Stepping outside the comfort zone is cultivating friction as a kind of fertilizer and risk as a kind of growth hormone. A friend of mine recently discovered this when her therapist gave her an assignment to break one rule a day for two weeks as long as it benefitted her work. By “rule,” he meant the assumptions and formulas that orchestrate her relationship to doing business. He wanted her to step outside her comfort zone, take some chances, and realize that habits are habits because they tend to work, but they’re not the only way things can work, and they sometimes work against us.

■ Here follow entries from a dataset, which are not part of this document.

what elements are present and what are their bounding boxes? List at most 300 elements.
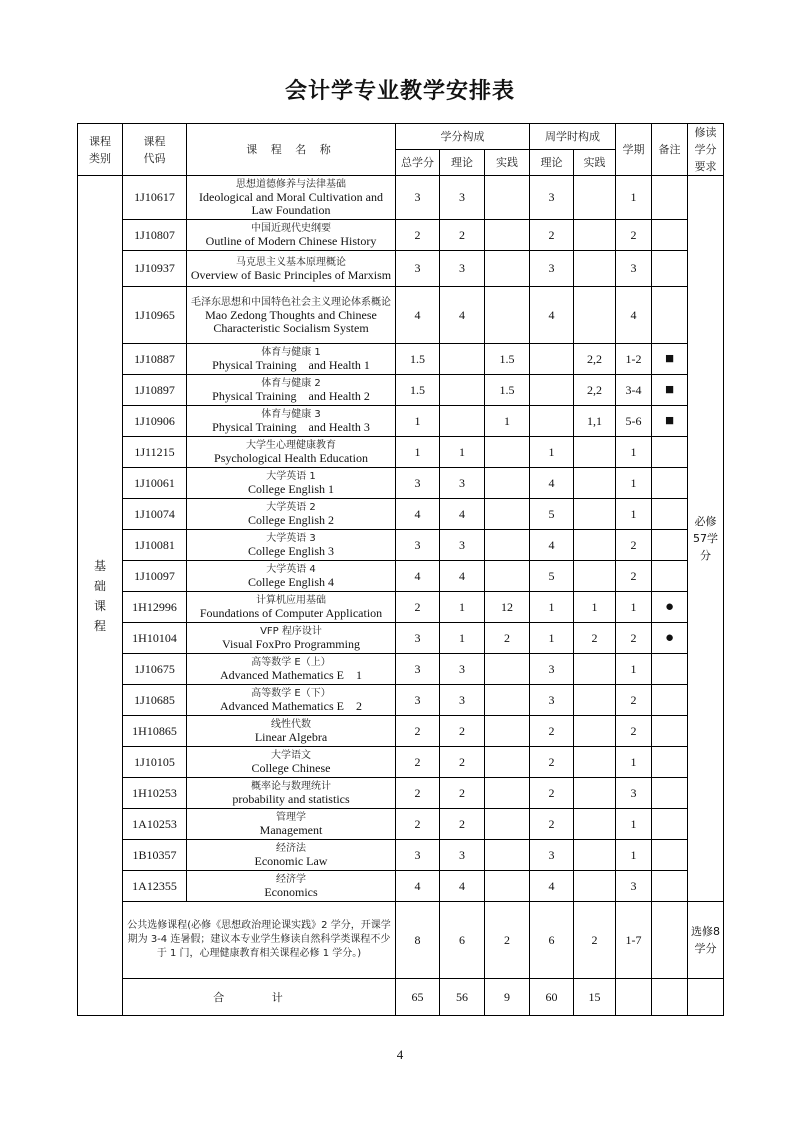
hours-theory: 1 [530, 437, 574, 468]
semester: 1 [616, 747, 652, 778]
header-code: 课程代码 [123, 124, 187, 176]
elective-requirement-cell [688, 902, 724, 979]
note-marker [652, 176, 688, 220]
totals-hours-practice: 15 [574, 979, 616, 1016]
course-name [187, 592, 396, 623]
theory-credit: 2 [440, 778, 485, 809]
course-code: 1J10965 [123, 287, 187, 344]
note-marker: ● [652, 592, 688, 623]
note-marker [652, 654, 688, 685]
practice-credit [485, 220, 530, 251]
course-name-cn: 管理学 [276, 812, 306, 823]
hours-practice: 2,2 [574, 344, 616, 375]
page-number: 4 [396, 1047, 404, 1062]
practice-credit [485, 716, 530, 747]
course-name [187, 437, 396, 468]
table-row [78, 685, 724, 716]
theory-credit: 4 [440, 287, 485, 344]
semester: 1 [616, 437, 652, 468]
hours-practice [574, 561, 616, 592]
total-credit: 3 [396, 654, 440, 685]
practice-credit [485, 809, 530, 840]
elective-total-credit: 8 [396, 902, 440, 979]
hours-practice [574, 176, 616, 220]
header-hours-theory: 理论 [530, 150, 574, 176]
note-marker [652, 716, 688, 747]
course-code: 1A10253 [123, 809, 187, 840]
theory-credit [440, 375, 485, 406]
semester: 5-6 [616, 406, 652, 437]
header-hours-group: 周学时构成 [530, 124, 616, 150]
header-semester: 学期 [616, 124, 652, 176]
hours-theory: 2 [530, 220, 574, 251]
course-name-cn: 大学英语 3 [266, 533, 316, 544]
course-name-en: Ideological and Moral Cultivation and Law Foundation [199, 190, 383, 217]
practice-credit [485, 176, 530, 220]
note-marker [652, 499, 688, 530]
hours-theory [530, 406, 574, 437]
hours-practice [574, 251, 616, 287]
hours-practice [574, 220, 616, 251]
practice-credit [485, 840, 530, 871]
table-row [78, 530, 724, 561]
total-credit: 2 [396, 747, 440, 778]
course-code: 1H10104 [123, 623, 187, 654]
course-name-en: Psychological Health Education [214, 451, 368, 465]
table-row [78, 747, 724, 778]
totals-row [78, 979, 724, 1016]
course-code: 1J11215 [123, 437, 187, 468]
course-name-cn: 大学英语 2 [266, 502, 316, 513]
practice-credit [485, 561, 530, 592]
semester: 1 [616, 176, 652, 220]
course-name-cn: 马克思主义基本原理概论 [236, 256, 346, 268]
course-name [187, 778, 396, 809]
total-credit: 4 [396, 287, 440, 344]
requirement-elective: 选修8学分 [691, 925, 720, 955]
total-credit: 4 [396, 871, 440, 902]
total-credit: 2 [396, 809, 440, 840]
course-name-cn: VFP 程序设计 [260, 626, 322, 637]
course-name-cn: 高等数学 E（上） [251, 657, 331, 668]
course-code: 1J10081 [123, 530, 187, 561]
theory-credit: 2 [440, 716, 485, 747]
course-name [187, 716, 396, 747]
table-row [78, 437, 724, 468]
course-name-en: Foundations of Computer Application [199, 606, 383, 620]
note-marker [652, 561, 688, 592]
semester: 2 [616, 716, 652, 747]
semester: 1 [616, 809, 652, 840]
hours-practice [574, 499, 616, 530]
total-credit: 2 [396, 220, 440, 251]
semester: 3 [616, 778, 652, 809]
hours-theory [530, 344, 574, 375]
total-credit: 1 [396, 406, 440, 437]
course-code: 1H10865 [123, 716, 187, 747]
theory-credit: 1 [440, 592, 485, 623]
totals-practice-credit: 9 [485, 979, 530, 1016]
total-credit: 1.5 [396, 344, 440, 375]
hours-theory: 1 [530, 592, 574, 623]
theory-credit: 2 [440, 747, 485, 778]
total-credit: 2 [396, 778, 440, 809]
practice-credit [485, 251, 530, 287]
elective-description: 公共选修课程(必修《思想政治理论课实践》2 学分，开课学期为 3-4 连暑假；建议本专业学生修读自然科学类课程不少于 1 门，心理健康教育相关课程必修 1 学分。) [123, 902, 396, 979]
table-row [78, 623, 724, 654]
category-cell [78, 176, 123, 1016]
hours-practice [574, 747, 616, 778]
hours-practice [574, 437, 616, 468]
course-name-en: Physical Training and Health 2 [212, 389, 370, 403]
totals-requirement [688, 979, 724, 1016]
course-name [187, 499, 396, 530]
course-code: 1J10105 [123, 747, 187, 778]
total-credit: 4 [396, 561, 440, 592]
hours-theory: 3 [530, 176, 574, 220]
theory-credit: 3 [440, 685, 485, 716]
total-credit: 4 [396, 499, 440, 530]
course-name-cn: 思想道德修养与法律基础 [236, 179, 346, 190]
total-credit: 3 [396, 468, 440, 499]
elective-note [652, 902, 688, 979]
course-name [187, 809, 396, 840]
course-name-cn: 大学语文 [271, 750, 311, 761]
theory-credit: 4 [440, 561, 485, 592]
total-credit: 3 [396, 685, 440, 716]
course-name-cn: 毛泽东思想和中国特色社会主义理论体系概论 [191, 296, 391, 308]
totals-label: 合 计 [123, 979, 396, 1016]
header-theory: 理论 [440, 150, 485, 176]
totals-total-credit: 65 [396, 979, 440, 1016]
course-name [187, 871, 396, 902]
semester: 3 [616, 251, 652, 287]
total-credit: 2 [396, 716, 440, 747]
theory-credit: 3 [440, 654, 485, 685]
course-name [187, 623, 396, 654]
course-code: 1A12355 [123, 871, 187, 902]
course-name-en: probability and statistics [232, 792, 350, 806]
practice-credit [485, 778, 530, 809]
hours-theory [530, 375, 574, 406]
course-name [187, 220, 396, 251]
course-name-en: Physical Training and Health 3 [212, 420, 370, 434]
semester: 1 [616, 840, 652, 871]
note-marker [652, 809, 688, 840]
course-name-cn: 体育与健康 2 [261, 378, 321, 389]
theory-credit: 2 [440, 220, 485, 251]
course-name-en: Advanced Mathematics E 1 [220, 668, 362, 682]
course-code: 1B10357 [123, 840, 187, 871]
course-name-en: College English 2 [248, 513, 334, 527]
totals-theory-credit: 56 [440, 979, 485, 1016]
hours-practice [574, 468, 616, 499]
hours-theory: 4 [530, 468, 574, 499]
requirement-cell [688, 176, 724, 902]
hours-practice [574, 654, 616, 685]
hours-practice [574, 809, 616, 840]
category-label: 基础课程 [93, 558, 106, 633]
header-hours-practice: 实践 [574, 150, 616, 176]
theory-credit: 1 [440, 623, 485, 654]
practice-credit [485, 468, 530, 499]
note-marker: ● [652, 623, 688, 654]
hours-theory: 3 [530, 840, 574, 871]
course-name-cn: 线性代数 [271, 719, 311, 730]
totals-hours-theory: 60 [530, 979, 574, 1016]
header-category: 课程类别 [78, 124, 123, 176]
hours-practice [574, 778, 616, 809]
hours-theory: 2 [530, 716, 574, 747]
elective-row [78, 902, 724, 979]
course-code: 1J10675 [123, 654, 187, 685]
course-code: 1J10807 [123, 220, 187, 251]
theory-credit [440, 344, 485, 375]
course-name [187, 375, 396, 406]
semester: 2 [616, 530, 652, 561]
course-name [187, 840, 396, 871]
table-row [78, 406, 724, 437]
practice-credit: 1 [485, 406, 530, 437]
elective-hours-theory: 6 [530, 902, 574, 979]
theory-credit: 3 [440, 176, 485, 220]
note-marker [652, 685, 688, 716]
hours-theory: 2 [530, 778, 574, 809]
total-credit: 3 [396, 176, 440, 220]
semester: 1 [616, 499, 652, 530]
practice-credit [485, 499, 530, 530]
totals-semester [616, 979, 652, 1016]
hours-practice: 2,2 [574, 375, 616, 406]
practice-credit: 12 [485, 592, 530, 623]
elective-hours-practice: 2 [574, 902, 616, 979]
total-credit: 2 [396, 592, 440, 623]
total-credit: 1 [396, 437, 440, 468]
practice-credit: 1.5 [485, 344, 530, 375]
course-name [187, 561, 396, 592]
theory-credit [440, 406, 485, 437]
header-total-credit: 总学分 [396, 150, 440, 176]
course-code: 1J10685 [123, 685, 187, 716]
course-code: 1J10617 [123, 176, 187, 220]
note-marker [652, 251, 688, 287]
semester: 3-4 [616, 375, 652, 406]
course-name-en: Management [259, 823, 323, 837]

As for how you know when it’s time to take that sixth step, when the comfort zone has become too small for you, consider the following formula from Christine Kane, a folk singer and founder of a motivational company called Uplevel You: “You’ve said, ‘At least I have benefits,’ more than once in the last month. You think to yourself, ‘I need to just learn to surrender to this place and be present and grateful,’ and a few seconds later, you think, ‘Don’t I?’ You’ve used any of the following words or phrases when referring to yourself: ‘Stuck.’ ‘Can’t.’ ‘Shouldn’t.’ ‘Should.’ Or ‘This is just how I am.’ There are more than three empty Ben & Jerry’s Cookie Dough Ice Cream containers in your trash this week. You’re waiting to be discovered rather than committing to discovering yourself, and you check your email regularly to see if you’ve been discovered yet. You think that ‘getting out of your comfort zone’ means getting out of bed in the morning.”